Ricordo lontano di passioni anch'esse verdi. Geometrie
simili. Non so, forse un giorno saranno ancora cose
normali. Quando saro' tornato. Chissa' se potro' lasciare
il cammino e tornare. Lo sapra' il maestro? Non lo seguo
per pensare. O per anticipare le sue mosse. E questa cosa,
per quanto possa sembrare folle, mi rassicura. Io non
decido. Non progetto. C'e' come uno spettro, naturalmente.
Il fatto che anch'esso vada verso una sua fine. Fine
dispersiva. Il giorno dell'addio si avvicina. Allora saro'
chiamato a decidere. A fare un bilancio del mio viaggio.
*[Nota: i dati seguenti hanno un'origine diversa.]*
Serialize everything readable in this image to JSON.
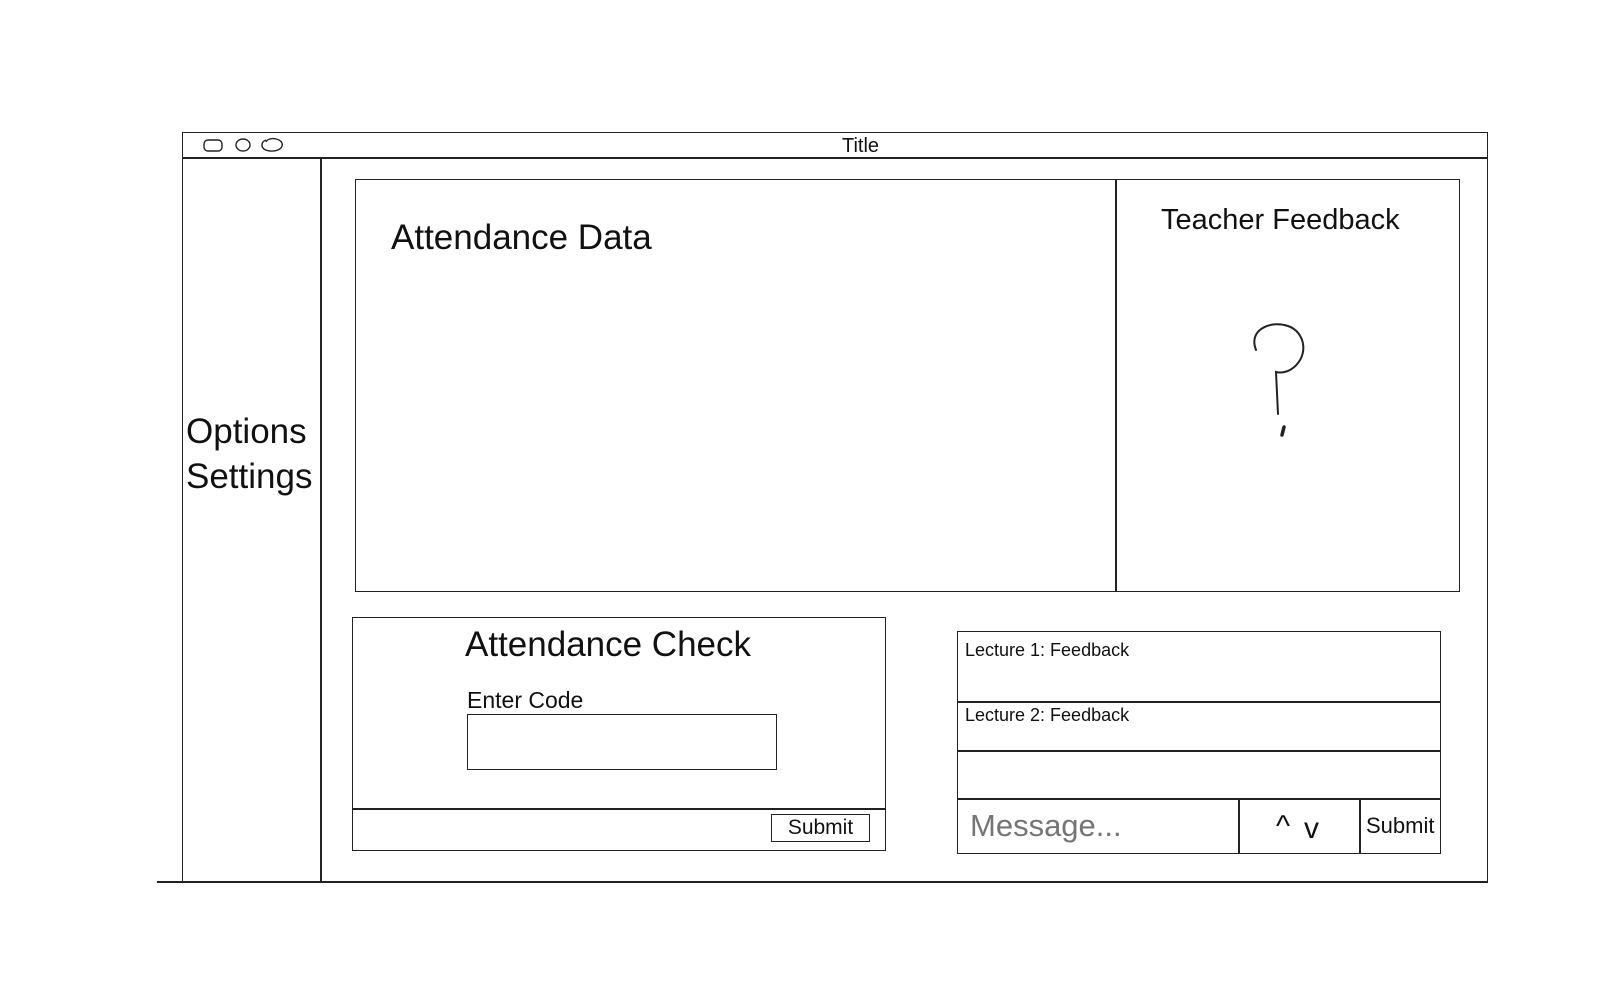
{
  "window": {
    "title": "Title",
    "controls": [
      "close-control",
      "minimize-control",
      "zoom-control"
    ]
  },
  "sidebar": {
    "items": [
      {
        "label": "Options"
      },
      {
        "label": "Settings"
      }
    ]
  },
  "attendance_data": {
    "title": "Attendance Data"
  },
  "teacher_feedback": {
    "title": "Teacher Feedback",
    "placeholder_glyph": "question-mark-sketch"
  },
  "attendance_check": {
    "title": "Attendance Check",
    "code_label": "Enter Code",
    "code_value": "",
    "submit_label": "Submit"
  },
  "feedback_list": {
    "items": [
      {
        "label": "Lecture 1: Feedback"
      },
      {
        "label": "Lecture 2: Feedback"
      }
    ],
    "message_placeholder": "Message...",
    "vote_up": "^",
    "vote_down": "v",
    "submit_label": "Submit"
  }
}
Farsi spaventose idee di un futuro di liberta'
incondizionata. Ma solitudine di liberta'. La continuita'
del fiume e' l'immagine dell'eterno. Non fisso. Non lo
stesso. L'acqua scorre. Ma il fiume resta. Il fiume
d'acqua. Non e' mai la stessa. Se non si sta attenti,
s'inciampa. Volendo restare vicino al fiume il cammino non
e' facile. A volte e' una vera avventura. Passi per una
diga. O un posto in cui non puoi entrare. Devi superare il
fil di ferro. Eludere la sorveglianza della guardia.
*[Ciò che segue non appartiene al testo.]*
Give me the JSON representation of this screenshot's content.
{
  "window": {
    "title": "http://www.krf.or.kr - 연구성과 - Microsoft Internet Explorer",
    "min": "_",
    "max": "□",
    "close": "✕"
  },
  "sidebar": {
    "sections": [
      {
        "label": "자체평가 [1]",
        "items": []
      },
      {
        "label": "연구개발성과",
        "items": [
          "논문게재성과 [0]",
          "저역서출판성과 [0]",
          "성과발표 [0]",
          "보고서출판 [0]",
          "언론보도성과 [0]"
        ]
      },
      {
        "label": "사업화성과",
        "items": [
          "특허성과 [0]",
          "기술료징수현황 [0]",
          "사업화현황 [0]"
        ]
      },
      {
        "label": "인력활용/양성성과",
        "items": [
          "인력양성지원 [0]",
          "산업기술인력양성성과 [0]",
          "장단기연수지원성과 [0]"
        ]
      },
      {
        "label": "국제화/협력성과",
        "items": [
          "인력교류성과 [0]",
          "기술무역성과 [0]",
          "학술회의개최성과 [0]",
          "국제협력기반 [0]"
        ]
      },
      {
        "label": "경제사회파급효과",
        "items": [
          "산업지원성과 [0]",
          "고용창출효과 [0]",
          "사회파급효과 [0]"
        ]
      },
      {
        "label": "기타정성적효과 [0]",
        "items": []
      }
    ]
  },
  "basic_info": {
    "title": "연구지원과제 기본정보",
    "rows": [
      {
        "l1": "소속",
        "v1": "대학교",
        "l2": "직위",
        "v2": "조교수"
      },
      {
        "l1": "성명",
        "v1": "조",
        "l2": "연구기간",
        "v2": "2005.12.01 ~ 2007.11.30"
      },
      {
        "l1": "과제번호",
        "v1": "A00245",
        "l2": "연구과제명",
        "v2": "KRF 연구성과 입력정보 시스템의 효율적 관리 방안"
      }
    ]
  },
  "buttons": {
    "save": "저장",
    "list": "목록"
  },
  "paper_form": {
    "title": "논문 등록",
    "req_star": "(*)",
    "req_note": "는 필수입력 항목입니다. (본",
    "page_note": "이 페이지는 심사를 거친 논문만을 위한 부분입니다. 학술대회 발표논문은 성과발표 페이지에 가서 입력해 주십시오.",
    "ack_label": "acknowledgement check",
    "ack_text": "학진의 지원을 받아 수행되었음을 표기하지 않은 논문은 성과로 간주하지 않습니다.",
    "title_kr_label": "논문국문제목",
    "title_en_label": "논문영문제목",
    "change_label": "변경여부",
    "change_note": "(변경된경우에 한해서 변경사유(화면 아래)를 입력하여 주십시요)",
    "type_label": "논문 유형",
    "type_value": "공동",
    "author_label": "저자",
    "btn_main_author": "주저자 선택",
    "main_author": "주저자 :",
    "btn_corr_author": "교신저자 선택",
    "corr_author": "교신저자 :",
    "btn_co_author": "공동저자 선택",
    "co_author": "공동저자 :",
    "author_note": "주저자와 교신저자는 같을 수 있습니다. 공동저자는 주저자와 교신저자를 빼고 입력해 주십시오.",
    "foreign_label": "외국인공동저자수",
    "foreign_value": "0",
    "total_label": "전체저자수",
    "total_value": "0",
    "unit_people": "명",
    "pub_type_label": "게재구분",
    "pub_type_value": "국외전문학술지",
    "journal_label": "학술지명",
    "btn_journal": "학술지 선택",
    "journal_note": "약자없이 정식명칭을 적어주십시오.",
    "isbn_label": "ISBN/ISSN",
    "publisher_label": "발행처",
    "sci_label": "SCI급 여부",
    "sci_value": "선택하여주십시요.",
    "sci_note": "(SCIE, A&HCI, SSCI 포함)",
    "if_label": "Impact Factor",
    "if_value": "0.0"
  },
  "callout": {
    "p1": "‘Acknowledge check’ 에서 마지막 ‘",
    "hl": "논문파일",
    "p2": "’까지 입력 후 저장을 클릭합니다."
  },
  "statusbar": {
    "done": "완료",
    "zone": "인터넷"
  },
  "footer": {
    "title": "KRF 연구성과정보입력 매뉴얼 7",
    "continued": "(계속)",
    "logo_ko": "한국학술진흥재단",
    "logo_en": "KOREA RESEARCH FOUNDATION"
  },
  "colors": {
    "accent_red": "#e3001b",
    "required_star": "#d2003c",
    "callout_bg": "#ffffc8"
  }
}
Cinque giorni ci ho messo per superare l'ultima pseudo-diga.
C'erano quattro persone, e si davano il cambio. Ma il
quinto giorno, tra il terzo e il quarto turno, verso l'alba,
c'e' stato un'intervallo di un quarto d'ora. E io sono
passato. D'altra parte abbandonarlo e' rischioso. Potrei
decidere di tornare. Potrei ricordarmi di non conoscere la
meta. Alla fine poi. Potrei davvero pentirmi. Ne ho
parlato ieri con un pescatore. Un vecchio con il fiume
addosso. Lo sguardo secco. Sembrava stupito. Ma ha detto
che se fosse stato giovane. Sono certo che capiva. Anche
lui allora era stato chiamato. Ma non aveva risposto. Tu
hai la grande fortuna di averlo conosciuto dall'inizio, mi
dice. Ma io l'ho conosciuto maturo. Avrei voluto
percorrere il cammino inverso. Dalla maturita' alla
nascita. Gli era parso sacrilego. Aveva abbandonato il
proposito. Non ci avevo pensato. E coloro che ne hanno
conosciuto solo la morte? O solo la prima infanzia? Quale
richiamo su di essi? (Un conto e' non averlo conosciuto
mai, ma solo il pensiero di averlo s conosciuto, ma in un
periodo grigio della sua esistenza, senza potervi
comunicare). Alle volte mi fermo. Se trovo del legno
comincio a giocare. Mi sono costruito degli arnesi. Con
dei sassi. Prendo i rami. Tolgo la corteccia. Il profumo
del legno vivo. Poi ne faccio degli oggetti. Ho un
cassettino. Un volto. Una piccola freccia. Per ora. Devi
passare il tempo. Il viaggio deve essere superato. Oltre
il fiume. Oltre il mare. Manchero' a Rhoda? I suoi occhi
da dietro la porta. Armata d'amore. Dove mi conduce questo
viaggio se non allo stesso fine? Alla stessa tensione. Ma
il arriva il vento e distoglie. Il periodo difficile passa
sempre. Guardo intorno. Sto sempre seguendo il fiume. Ma
in fondo sono convinto di una cosa. E' lui che segue me.